2 min read

Classifying observations*

Classifying observations

There are several ways you can classify your data into a smaller number of groupings. Here are two. The first uses what is known as bracket notation, and the second uses the cut() function.

It is easiest to illustrate this with a tiny example of made-up data, which is generated in the first two lines.

df <- as.data.frame(c(3,4,5,10,15,20,30,38,77))
colnames(df)[1] <- "somedata"

#method 1 - bracket notation

df$cat[df$somedata < 10] <- "low"
df$cat[df$somedata >= 10 & df$somedata < 20] <- "medium"
df$cat[df$somedata >= 20] <- "high"

Think of the above as assigning a value to a new variable based on some condition.

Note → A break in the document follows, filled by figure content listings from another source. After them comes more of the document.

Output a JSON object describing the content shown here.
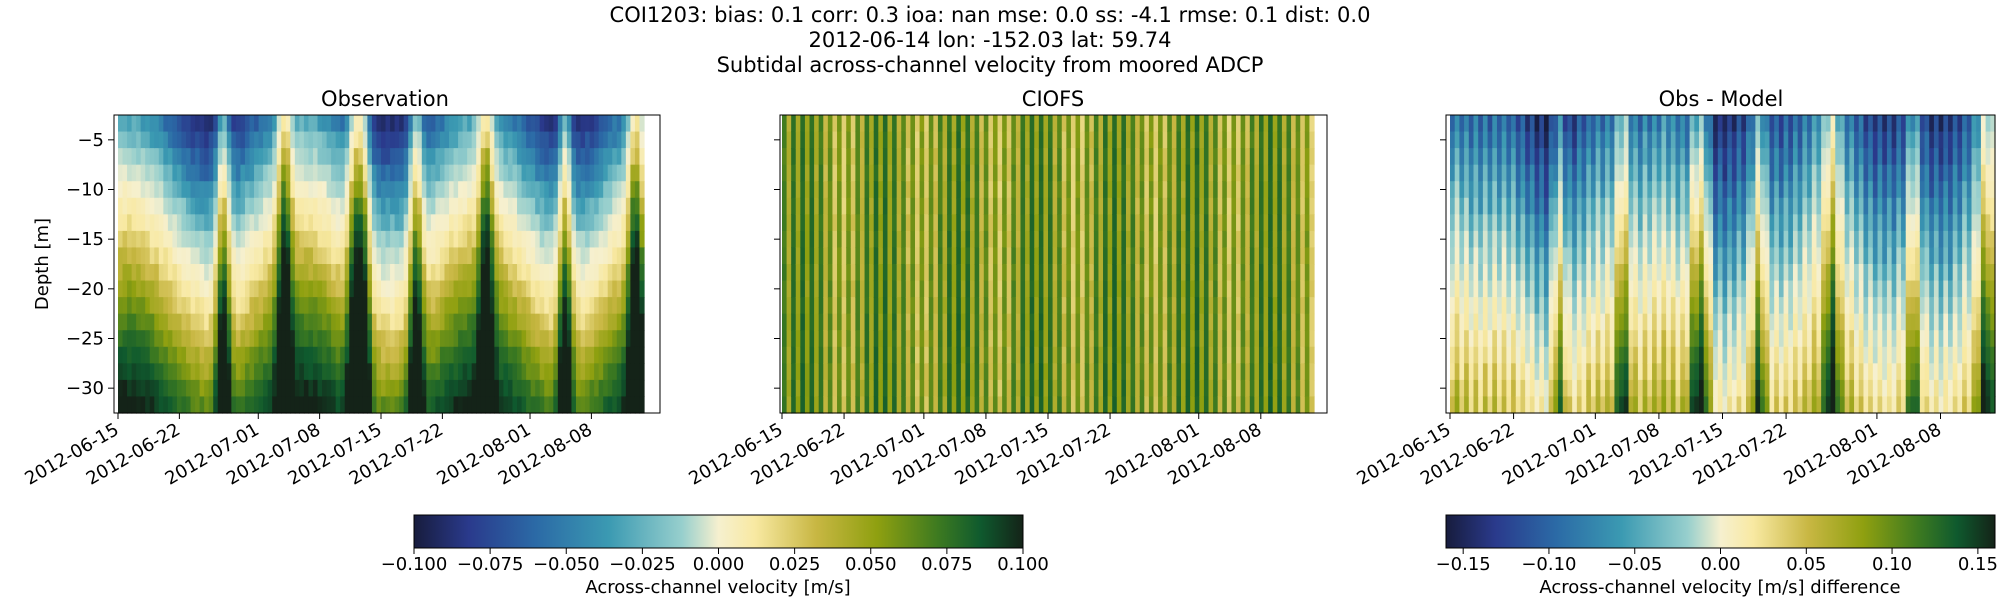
{
  "figure": {
    "title_lines": [
      "COI1203: bias: 0.1  corr: 0.3  ioa: nan  mse: 0.0  ss: -4.1  rmse: 0.1  dist: 0.0",
      "2012-06-14 lon: -152.03 lat: 59.74",
      "Subtidal across-channel velocity from moored ADCP"
    ]
  },
  "chart_data": [
    {
      "type": "heatmap",
      "title": "Observation",
      "ylabel": "Depth [m]",
      "xlabel": "",
      "x_start": "2012-06-15",
      "x_end": "2012-08-14",
      "ylim": [
        -32.5,
        -2.5
      ],
      "x_ticks": [
        "2012-06-15",
        "2012-06-22",
        "2012-07-01",
        "2012-07-08",
        "2012-07-15",
        "2012-07-22",
        "2012-08-01",
        "2012-08-08"
      ],
      "y_ticks": [
        -5,
        -10,
        -15,
        -20,
        -25,
        -30
      ],
      "colormap": "delta",
      "color_range": [
        -0.1,
        0.1
      ]
    },
    {
      "type": "heatmap",
      "title": "CIOFS",
      "x_start": "2012-06-15",
      "x_end": "2012-08-14",
      "ylim": [
        -32.5,
        -2.5
      ],
      "x_ticks": [
        "2012-06-15",
        "2012-06-22",
        "2012-07-01",
        "2012-07-08",
        "2012-07-15",
        "2012-07-22",
        "2012-08-01",
        "2012-08-08"
      ],
      "colormap": "delta",
      "color_range": [
        -0.1,
        0.1
      ]
    },
    {
      "type": "heatmap",
      "title": "Obs - Model",
      "x_start": "2012-06-15",
      "x_end": "2012-08-14",
      "ylim": [
        -32.5,
        -2.5
      ],
      "x_ticks": [
        "2012-06-15",
        "2012-06-22",
        "2012-07-01",
        "2012-07-08",
        "2012-07-15",
        "2012-07-22",
        "2012-08-01",
        "2012-08-08"
      ],
      "colormap": "delta",
      "color_range": [
        -0.16,
        0.16
      ]
    }
  ],
  "colorbars": [
    {
      "label": "Across-channel velocity [m/s]",
      "ticks": [
        "−0.100",
        "−0.075",
        "−0.050",
        "−0.025",
        "0.000",
        "0.025",
        "0.050",
        "0.075",
        "0.100"
      ]
    },
    {
      "label": "Across-channel velocity [m/s] difference",
      "ticks": [
        "−0.15",
        "−0.10",
        "−0.05",
        "0.00",
        "0.05",
        "0.10",
        "0.15"
      ]
    }
  ],
  "colors": {
    "cmap_stops": [
      "#171c3d",
      "#2a3a8c",
      "#2b6aa6",
      "#3b9ab2",
      "#97cfcd",
      "#f6f0cf",
      "#f8e9a2",
      "#c8b743",
      "#8fa010",
      "#3d7a20",
      "#0f5a2e",
      "#142318"
    ]
  }
}
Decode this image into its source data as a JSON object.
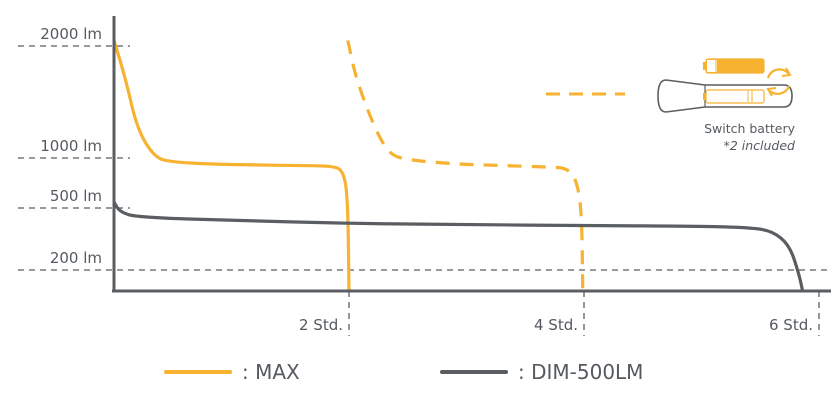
{
  "chart_data": {
    "type": "line",
    "y_scale": "categorical-levels",
    "y_ticks": [
      {
        "value": 2000,
        "label": "2000 lm"
      },
      {
        "value": 1000,
        "label": "1000 lm"
      },
      {
        "value": 500,
        "label": "500 lm"
      },
      {
        "value": 200,
        "label": "200 lm"
      }
    ],
    "x_ticks": [
      {
        "value": 2,
        "label": "2 Std."
      },
      {
        "value": 4,
        "label": "4 Std."
      },
      {
        "value": 6,
        "label": "6 Std."
      }
    ],
    "xlim": [
      0,
      6.15
    ],
    "reference_line": {
      "value": 200
    },
    "series": [
      {
        "name": ": MAX",
        "color": "#f6b230",
        "style": "solid",
        "points": [
          [
            0,
            2050
          ],
          [
            0.1,
            1700
          ],
          [
            0.2,
            1250
          ],
          [
            0.35,
            1000
          ],
          [
            0.5,
            960
          ],
          [
            0.8,
            940
          ],
          [
            1.2,
            930
          ],
          [
            1.6,
            925
          ],
          [
            1.85,
            920
          ],
          [
            1.95,
            880
          ],
          [
            1.99,
            600
          ],
          [
            2.0,
            0
          ]
        ]
      },
      {
        "name": ": MAX",
        "color": "#f6b230",
        "style": "dashed",
        "points": [
          [
            1.99,
            2050
          ],
          [
            2.05,
            1750
          ],
          [
            2.15,
            1450
          ],
          [
            2.25,
            1200
          ],
          [
            2.35,
            1030
          ],
          [
            2.5,
            980
          ],
          [
            2.9,
            940
          ],
          [
            3.3,
            925
          ],
          [
            3.7,
            910
          ],
          [
            3.85,
            900
          ],
          [
            3.93,
            800
          ],
          [
            3.98,
            500
          ],
          [
            3.99,
            0
          ]
        ]
      },
      {
        "name": ": DIM-500LM",
        "color": "#5a5d61",
        "style": "solid",
        "points": [
          [
            0,
            560
          ],
          [
            0.05,
            480
          ],
          [
            0.2,
            455
          ],
          [
            1,
            440
          ],
          [
            2,
            425
          ],
          [
            3,
            420
          ],
          [
            4,
            415
          ],
          [
            5,
            412
          ],
          [
            5.4,
            405
          ],
          [
            5.6,
            390
          ],
          [
            5.75,
            320
          ],
          [
            5.83,
            160
          ],
          [
            5.86,
            0
          ]
        ]
      }
    ],
    "annotation": {
      "title": "Switch battery",
      "subtitle": "*2 included",
      "battery_a_color": "#f6b230",
      "battery_b_color": "#f6b230",
      "swap_arrow_color": "#f6b230"
    },
    "legend": [
      {
        "label": ": MAX",
        "color": "#f6b230"
      },
      {
        "label": ": DIM-500LM",
        "color": "#5a5d61"
      }
    ]
  }
}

The second method is perhaps a bit more popular. You cut the data into pieces based on some categories you define. -Inf and Inf (note the capital letter I) refer to negative infinity and positive infinity. That’s kind of overkill (your data has a much smaller range than that) but it’s how most people code it.

#method 2 - cut() function

df$cat2 <- cut(df$somedata, breaks=c(-Inf,10,20,Inf))

df$cat3 <- cut(df$somedata, breaks=c(-Inf,10,20,Inf), right=F)

df$cat2 <- cut(df$somedata, breaks=c(-Inf,10,20,Inf), 
               labels = c("3-10","11-20","21-77"))

df$cat3 <- cut(df$somedata, breaks=c(-Inf,10,20,Inf), right=F,
               labels = c("3-9","10-19","20-77"))

The difference between the first two lines above is how it handles values that land exactly on the boundary. The default is right=TRUE (recall you do not have to type out the defaults, though you may choose to do so). This means that a value exactly on the boundary will land in the lower category. right=FALSE puts it in the upper category. Another way to handle this is to make your cut points be values not in the data, like 10.01 and 20.01.

The labels parameter lets you customize how this variable will appear in tables and graphs.